CIOT’s Low Incomes Tax Reform Group (LITRG) is calling on HMRC to establish the true scale of pension tax relief errors made by employers, amid concerns that leaving this issue unresolved could undermine a new pension tax relief top-up payment scheme designed to benefit low-income workers.

In a new paper, ‘Workplace Pensions – a hidden problem’, LITRG highlights that more needs to be done by HMRC to uncover the true scale of errors made by employers when applying tax relief to workplace pension contributions.

LITRG says that understanding the scale of the issue has been made more urgent by the introduction of an automatic pensions top-up payment for some low-income earners, an issue LITRG has been at the forefront of campaigning for. This scheme is intended to address the longstanding ‘net pay anomaly’, under which some lower-income pension savers missed out on pension tax relief.

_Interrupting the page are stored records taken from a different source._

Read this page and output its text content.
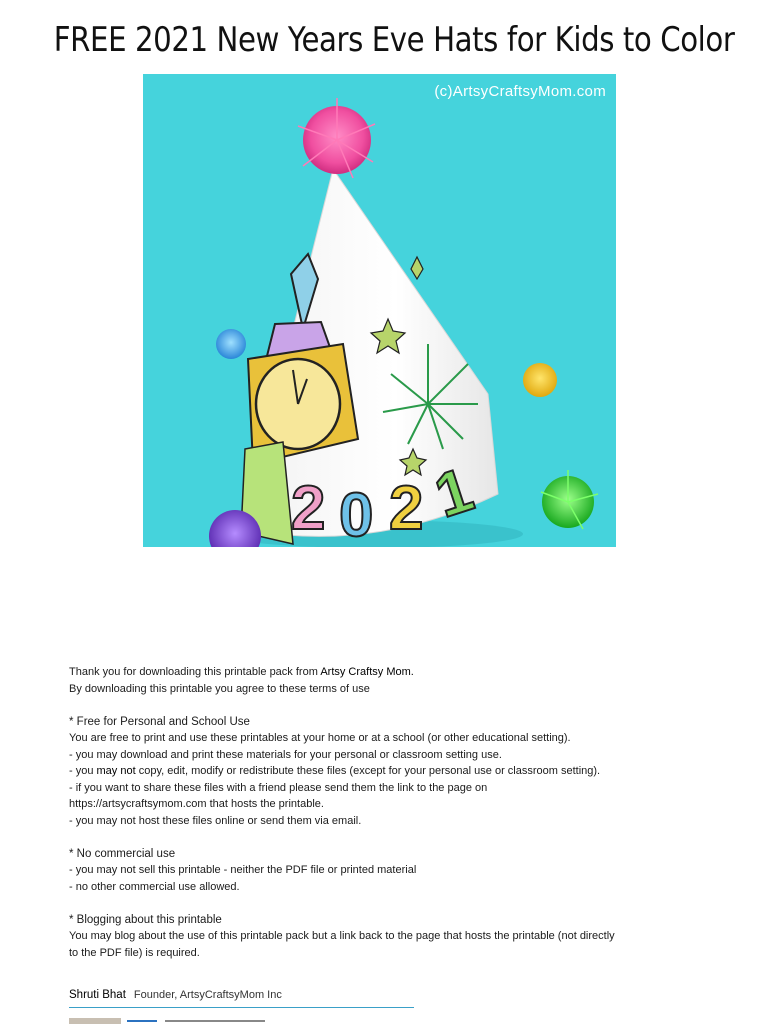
FREE 2021 New Years Eve Hats for Kids to Color
2 0 2 1
(c)ArtsyCraftsyMom.com

Thank you for downloading this printable pack from Artsy Craftsy Mom.

By downloading this printable you agree to these terms of use

* Free for Personal and School Use

You are free to print and use these printables at your home or at a school (or other educational setting).

- you may download and print these materials for your personal or classroom setting use.

- you may not copy, edit, modify or redistribute these files (except for your personal use or classroom setting).

- if you want to share these files with a friend please send them the link to the page on

https://artsycraftsymom.com that hosts the printable.

- you may not host these files online or send them via email.

* No commercial use

- you may not sell this printable - neither the PDF file or printed material

- no other commercial use allowed.

* Blogging about this printable

You may blog about the use of this printable pack but a link back to the page that hosts the printable (not directly

to the PDF file) is required.

Shruti Bhat Founder, ArtsyCraftsyMom Inc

LITRG’s paper explains that confusion and misunderstanding among some employers over the different types of pension tax relief means that some employees end up receiving more or less tax relief on their contributions than they are entitled to. The former scenario also leaves employers at risk of compliance action and penalties from HMRC for failing to apply the correct rules.

LITRG is asking HMRC to:

  • make it easier for employers to correct historic PAYE errors and ensure that disclosures also correct or flag underlying RTI pension scheme data;
  • work with stakeholders to confirm clear processes for correcting administrative errors and ensure pension providers treat excess contribution refunds consistently;
  • use its own RTI and pension scheme data to produce an estimate of how widespread pension tax relief errors are; and
  • review the quality of the data it holds in its systems, cleansing it where necessary.

‘We are concerned that firstly, some employers are giving pension tax relief incorrectly to their employees, but also that there is little published evidence that the potential scale of the issue has been understood or acknowledged by HMRC,’ said Meredith McCammond, LITRG Technical Officer and author of the paper.

‘’HMRC need to take urgent steps to make sure that the underlying data in their systems is accurate,’ she continued. ‘If HMRC records show incorrectly what type of pension arrangement someone belongs to, that could affect the operation of the new top-up payment regime, undermining policy intent and public confidence.’

LITRG wants more to be done to ensure that employers understand pension tax relief, which rules they should be applying and how they can correct errors. ‘This will help employers to stay compliant and also support the long-term success of auto-enrolment,’ explained Meredith.